Option 3: Develop an MCA chiropractic service product. As the retail consumer healthcare marketplace continues to evolve and develop, it’s very possible to imagine a chiropractic-specific insurance/care coverage product that emulates the best of what many DCs are finding to be an effective business strategy: a core of services (numerical, time-based, episode-based, etc.) that, when exhausted, lead to a cash-based extension strategy. This is less real insurance than a discounted services model, but it’s where the retail healthcare marketplace is headed, and that’s really all what passes for ‘insurance’ is these days anyway. Placing this product on MNSure and promoting it effectively could be a game changer for many DCs.
Again, this is a complex business undertaking, but probably offers the profession better chances of business viability–and clinical effectiveness with centralized data management–than most others.
Option 4: Blow everything up. I’ve written and discussed this before, but the fact that insurance contracts on file with the state offer chiropractic services on a basis of medical necessity is not only a fundamental paradigm flaw, but I would submit is potentially illegal. I’m not an attorney, so I may unintentionally misuse terms of professional art, but I believe strongly that by providing chiropractic services on a basis of medical necessity we’ve tolerated an ethically inappropriate and potentially legally inappropriate application of our professional scope of practice. Medical doctors cannot direct chiropractic care; chiropractic doctors cannot direct medical care. Contracts the state has approved have essentially been used to give insurance subscribers health care services that have no credible or demonstrable basis from the medical paradigm perspective. Do we think there might be an issue there?

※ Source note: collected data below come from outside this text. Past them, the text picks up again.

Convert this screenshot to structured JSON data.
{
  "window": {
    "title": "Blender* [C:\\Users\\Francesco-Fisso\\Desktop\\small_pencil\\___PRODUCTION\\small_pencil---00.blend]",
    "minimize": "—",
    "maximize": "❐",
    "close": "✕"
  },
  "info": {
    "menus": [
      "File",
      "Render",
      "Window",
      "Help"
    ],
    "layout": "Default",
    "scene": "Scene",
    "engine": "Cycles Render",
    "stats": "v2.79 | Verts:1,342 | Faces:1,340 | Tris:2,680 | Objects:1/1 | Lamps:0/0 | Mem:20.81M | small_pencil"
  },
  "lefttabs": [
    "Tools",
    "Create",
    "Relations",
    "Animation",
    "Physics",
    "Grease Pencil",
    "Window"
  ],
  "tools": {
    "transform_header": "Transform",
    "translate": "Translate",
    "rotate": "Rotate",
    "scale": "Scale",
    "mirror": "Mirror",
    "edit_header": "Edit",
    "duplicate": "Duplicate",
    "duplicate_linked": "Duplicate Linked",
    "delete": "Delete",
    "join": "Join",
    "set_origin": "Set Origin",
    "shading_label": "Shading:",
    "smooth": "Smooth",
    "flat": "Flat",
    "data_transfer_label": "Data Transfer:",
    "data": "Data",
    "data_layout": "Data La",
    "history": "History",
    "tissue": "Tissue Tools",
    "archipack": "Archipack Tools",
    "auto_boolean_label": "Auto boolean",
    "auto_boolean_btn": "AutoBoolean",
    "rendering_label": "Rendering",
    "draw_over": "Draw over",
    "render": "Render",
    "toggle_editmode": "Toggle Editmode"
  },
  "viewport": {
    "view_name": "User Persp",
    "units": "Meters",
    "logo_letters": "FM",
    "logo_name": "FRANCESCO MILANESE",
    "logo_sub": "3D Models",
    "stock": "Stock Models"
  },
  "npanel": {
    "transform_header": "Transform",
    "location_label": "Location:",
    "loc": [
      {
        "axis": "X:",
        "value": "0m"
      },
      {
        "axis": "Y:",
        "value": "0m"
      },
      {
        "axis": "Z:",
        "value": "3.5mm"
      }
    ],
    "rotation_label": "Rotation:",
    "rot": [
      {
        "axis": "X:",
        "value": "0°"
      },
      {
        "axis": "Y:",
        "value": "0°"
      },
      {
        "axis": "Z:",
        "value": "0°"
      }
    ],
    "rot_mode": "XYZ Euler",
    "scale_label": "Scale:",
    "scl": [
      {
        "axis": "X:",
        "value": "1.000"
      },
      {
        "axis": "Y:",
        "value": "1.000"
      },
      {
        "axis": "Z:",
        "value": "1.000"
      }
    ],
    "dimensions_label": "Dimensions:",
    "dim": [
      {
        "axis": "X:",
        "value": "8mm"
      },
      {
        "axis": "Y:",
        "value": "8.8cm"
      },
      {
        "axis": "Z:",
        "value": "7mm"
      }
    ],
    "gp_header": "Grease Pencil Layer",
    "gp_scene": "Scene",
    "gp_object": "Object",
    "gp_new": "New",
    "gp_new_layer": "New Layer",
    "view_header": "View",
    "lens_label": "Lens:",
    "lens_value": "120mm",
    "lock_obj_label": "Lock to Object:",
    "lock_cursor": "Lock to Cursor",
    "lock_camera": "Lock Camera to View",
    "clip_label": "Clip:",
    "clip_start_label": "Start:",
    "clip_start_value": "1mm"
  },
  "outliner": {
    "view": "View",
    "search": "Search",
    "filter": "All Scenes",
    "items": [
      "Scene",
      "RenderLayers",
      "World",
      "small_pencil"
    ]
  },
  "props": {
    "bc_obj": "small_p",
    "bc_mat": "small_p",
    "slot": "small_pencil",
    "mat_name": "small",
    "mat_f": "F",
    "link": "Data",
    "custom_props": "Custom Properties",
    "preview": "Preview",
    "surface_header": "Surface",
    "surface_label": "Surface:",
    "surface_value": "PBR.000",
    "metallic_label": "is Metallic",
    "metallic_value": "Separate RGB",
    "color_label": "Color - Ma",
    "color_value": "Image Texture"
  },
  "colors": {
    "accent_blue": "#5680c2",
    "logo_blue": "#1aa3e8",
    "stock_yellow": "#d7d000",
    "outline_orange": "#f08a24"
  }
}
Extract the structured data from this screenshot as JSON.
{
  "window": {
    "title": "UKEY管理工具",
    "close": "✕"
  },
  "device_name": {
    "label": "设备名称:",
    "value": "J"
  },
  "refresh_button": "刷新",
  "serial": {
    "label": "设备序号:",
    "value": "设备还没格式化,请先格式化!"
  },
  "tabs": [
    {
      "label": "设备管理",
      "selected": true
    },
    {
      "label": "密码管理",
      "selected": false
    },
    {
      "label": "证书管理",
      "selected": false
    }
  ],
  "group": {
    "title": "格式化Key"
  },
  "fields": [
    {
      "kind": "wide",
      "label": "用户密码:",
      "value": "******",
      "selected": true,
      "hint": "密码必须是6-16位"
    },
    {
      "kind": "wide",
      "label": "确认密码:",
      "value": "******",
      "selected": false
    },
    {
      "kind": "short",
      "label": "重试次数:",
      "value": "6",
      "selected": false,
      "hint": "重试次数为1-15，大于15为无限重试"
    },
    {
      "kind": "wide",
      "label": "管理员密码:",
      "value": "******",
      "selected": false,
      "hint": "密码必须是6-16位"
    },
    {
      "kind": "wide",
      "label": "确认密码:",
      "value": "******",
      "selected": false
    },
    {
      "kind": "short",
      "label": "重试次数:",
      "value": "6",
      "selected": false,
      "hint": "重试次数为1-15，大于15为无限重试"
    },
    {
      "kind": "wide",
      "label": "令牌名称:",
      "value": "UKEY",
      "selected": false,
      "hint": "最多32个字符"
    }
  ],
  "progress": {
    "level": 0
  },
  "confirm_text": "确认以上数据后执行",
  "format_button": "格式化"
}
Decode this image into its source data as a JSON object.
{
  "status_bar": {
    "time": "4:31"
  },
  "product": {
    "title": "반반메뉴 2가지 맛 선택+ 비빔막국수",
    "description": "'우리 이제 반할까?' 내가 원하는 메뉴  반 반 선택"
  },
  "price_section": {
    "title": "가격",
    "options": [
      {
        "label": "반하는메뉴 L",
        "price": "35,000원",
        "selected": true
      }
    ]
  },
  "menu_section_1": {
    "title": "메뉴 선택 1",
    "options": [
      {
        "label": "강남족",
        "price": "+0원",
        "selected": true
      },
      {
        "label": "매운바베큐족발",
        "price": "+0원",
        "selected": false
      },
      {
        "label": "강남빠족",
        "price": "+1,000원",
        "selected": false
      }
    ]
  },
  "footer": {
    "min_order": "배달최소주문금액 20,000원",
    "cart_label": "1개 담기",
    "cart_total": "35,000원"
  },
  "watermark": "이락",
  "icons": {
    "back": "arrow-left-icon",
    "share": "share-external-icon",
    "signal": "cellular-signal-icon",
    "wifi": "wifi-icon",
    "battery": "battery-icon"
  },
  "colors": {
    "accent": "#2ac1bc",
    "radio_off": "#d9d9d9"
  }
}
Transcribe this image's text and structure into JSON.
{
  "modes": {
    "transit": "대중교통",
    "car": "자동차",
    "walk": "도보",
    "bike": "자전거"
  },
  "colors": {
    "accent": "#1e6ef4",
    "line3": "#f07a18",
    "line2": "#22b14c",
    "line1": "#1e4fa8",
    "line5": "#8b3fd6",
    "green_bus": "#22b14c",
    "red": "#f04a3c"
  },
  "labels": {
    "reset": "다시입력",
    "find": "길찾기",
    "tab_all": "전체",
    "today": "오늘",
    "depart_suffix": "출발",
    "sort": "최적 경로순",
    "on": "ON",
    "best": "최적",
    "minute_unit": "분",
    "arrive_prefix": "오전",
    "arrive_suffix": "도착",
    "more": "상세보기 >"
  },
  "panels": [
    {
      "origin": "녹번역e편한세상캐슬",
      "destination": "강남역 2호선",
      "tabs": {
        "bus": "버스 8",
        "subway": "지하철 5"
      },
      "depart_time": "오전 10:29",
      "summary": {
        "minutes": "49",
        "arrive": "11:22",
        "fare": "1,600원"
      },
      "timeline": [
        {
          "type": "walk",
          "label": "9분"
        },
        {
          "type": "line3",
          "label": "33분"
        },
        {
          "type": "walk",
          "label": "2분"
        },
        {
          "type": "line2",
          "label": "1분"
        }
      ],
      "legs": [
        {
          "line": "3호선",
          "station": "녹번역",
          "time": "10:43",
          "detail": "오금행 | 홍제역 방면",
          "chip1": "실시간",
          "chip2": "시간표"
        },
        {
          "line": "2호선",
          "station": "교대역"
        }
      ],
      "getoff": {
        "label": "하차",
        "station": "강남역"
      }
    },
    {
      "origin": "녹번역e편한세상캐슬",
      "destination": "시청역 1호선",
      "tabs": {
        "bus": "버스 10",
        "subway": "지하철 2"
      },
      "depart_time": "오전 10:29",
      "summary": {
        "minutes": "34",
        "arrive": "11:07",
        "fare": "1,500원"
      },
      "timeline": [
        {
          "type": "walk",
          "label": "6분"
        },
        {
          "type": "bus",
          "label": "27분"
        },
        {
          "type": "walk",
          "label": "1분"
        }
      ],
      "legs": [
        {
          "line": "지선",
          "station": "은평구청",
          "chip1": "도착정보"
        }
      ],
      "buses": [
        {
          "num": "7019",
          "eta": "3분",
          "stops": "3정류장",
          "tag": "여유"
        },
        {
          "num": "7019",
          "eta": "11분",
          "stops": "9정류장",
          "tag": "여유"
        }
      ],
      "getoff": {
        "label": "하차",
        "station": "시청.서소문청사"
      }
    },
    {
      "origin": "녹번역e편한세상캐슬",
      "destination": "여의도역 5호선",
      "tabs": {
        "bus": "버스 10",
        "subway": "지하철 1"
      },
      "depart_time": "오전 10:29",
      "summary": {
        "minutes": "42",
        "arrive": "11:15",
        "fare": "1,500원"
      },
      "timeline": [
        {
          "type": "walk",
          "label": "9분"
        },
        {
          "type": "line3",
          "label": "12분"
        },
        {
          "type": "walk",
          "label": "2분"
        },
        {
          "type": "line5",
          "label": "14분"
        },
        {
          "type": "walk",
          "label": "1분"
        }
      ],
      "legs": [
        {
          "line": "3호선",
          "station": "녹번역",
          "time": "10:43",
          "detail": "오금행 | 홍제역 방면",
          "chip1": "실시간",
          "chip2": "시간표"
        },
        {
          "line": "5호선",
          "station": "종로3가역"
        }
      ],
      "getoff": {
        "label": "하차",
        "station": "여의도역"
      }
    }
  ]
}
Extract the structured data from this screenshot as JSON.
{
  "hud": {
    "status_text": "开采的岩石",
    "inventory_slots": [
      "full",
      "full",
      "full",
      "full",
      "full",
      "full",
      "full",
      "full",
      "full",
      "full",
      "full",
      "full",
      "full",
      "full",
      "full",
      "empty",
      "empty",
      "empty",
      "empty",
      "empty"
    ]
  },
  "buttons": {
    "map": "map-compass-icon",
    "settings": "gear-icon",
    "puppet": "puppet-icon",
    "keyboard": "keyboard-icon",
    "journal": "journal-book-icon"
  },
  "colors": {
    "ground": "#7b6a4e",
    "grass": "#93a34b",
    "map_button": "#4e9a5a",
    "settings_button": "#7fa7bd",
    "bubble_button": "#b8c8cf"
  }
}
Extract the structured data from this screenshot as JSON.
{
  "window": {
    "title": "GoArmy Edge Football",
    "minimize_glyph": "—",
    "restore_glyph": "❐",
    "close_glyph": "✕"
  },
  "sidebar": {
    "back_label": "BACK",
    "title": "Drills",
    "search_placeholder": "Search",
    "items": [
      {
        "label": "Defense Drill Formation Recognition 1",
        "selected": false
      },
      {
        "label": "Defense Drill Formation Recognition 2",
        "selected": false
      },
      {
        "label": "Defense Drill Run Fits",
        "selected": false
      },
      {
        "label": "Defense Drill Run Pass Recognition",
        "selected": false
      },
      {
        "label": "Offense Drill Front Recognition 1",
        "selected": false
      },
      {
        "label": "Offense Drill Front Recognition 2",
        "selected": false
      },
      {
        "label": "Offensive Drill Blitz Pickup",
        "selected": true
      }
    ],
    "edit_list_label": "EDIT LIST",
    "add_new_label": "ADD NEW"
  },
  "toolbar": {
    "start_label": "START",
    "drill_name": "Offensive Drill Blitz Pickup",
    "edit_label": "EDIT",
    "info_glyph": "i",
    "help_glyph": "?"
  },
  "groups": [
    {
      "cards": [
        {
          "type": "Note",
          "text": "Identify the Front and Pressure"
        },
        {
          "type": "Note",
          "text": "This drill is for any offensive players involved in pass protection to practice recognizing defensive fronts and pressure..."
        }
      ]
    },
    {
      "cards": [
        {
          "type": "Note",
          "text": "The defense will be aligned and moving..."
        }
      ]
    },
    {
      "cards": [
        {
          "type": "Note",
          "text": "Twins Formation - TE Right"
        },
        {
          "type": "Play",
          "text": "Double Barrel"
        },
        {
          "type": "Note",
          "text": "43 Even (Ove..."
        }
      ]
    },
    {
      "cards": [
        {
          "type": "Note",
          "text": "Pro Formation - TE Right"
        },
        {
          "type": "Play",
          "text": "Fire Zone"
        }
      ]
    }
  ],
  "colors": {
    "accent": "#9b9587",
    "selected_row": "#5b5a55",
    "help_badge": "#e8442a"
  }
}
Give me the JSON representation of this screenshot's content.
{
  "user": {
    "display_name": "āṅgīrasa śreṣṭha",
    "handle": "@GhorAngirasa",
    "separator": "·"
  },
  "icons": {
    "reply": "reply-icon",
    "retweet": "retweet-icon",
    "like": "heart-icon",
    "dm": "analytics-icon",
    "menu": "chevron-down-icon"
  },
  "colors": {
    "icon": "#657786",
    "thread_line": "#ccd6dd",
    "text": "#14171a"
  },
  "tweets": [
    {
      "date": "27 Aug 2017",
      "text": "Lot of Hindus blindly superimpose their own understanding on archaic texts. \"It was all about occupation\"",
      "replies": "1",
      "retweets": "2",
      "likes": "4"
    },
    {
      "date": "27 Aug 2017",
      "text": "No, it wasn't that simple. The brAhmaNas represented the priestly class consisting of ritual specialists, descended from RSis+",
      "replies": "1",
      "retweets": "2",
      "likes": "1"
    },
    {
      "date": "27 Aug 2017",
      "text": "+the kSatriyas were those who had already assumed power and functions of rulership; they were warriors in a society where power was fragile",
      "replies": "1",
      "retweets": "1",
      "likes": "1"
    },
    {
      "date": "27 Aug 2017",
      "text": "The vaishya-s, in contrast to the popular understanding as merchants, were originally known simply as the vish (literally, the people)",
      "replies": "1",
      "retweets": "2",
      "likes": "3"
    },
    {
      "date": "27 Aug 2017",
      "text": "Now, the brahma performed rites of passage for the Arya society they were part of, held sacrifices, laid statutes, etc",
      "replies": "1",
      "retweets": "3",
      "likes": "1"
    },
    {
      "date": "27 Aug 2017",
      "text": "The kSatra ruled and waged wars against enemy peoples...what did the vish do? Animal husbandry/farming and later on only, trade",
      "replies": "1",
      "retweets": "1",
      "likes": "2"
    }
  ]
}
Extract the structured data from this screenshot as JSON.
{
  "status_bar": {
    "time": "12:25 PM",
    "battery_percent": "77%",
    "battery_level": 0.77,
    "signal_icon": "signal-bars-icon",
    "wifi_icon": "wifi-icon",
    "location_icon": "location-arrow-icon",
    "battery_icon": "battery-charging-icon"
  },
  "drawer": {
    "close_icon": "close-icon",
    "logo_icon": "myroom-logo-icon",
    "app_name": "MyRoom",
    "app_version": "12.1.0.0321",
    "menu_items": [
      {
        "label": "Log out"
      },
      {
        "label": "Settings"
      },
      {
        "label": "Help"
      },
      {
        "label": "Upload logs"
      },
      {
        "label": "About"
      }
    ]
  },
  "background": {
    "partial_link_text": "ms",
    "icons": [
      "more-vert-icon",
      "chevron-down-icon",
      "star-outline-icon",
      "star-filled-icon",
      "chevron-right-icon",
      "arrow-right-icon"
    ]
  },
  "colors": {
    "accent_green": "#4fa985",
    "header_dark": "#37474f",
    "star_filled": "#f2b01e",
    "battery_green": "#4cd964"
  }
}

There are some interesting stakeholders in this. The Board of Chiropractic Examiners are charged with protecting the health and safety of the public. Do they have any responsibility when patients are being given chiropractic care under medical standards? Insurance subscribers are contracting with plans to have coverage based on inappropriate standards. Do subscribers have a potential issue with their plans? Doctors of chiropractic are providing services based on medical necessity (standards). Are we operating within the bounds of our legal scope of practice statutes?
I’m laying these considerations out as part of what I hope becomes a larger discussion. Let your opinions be heard.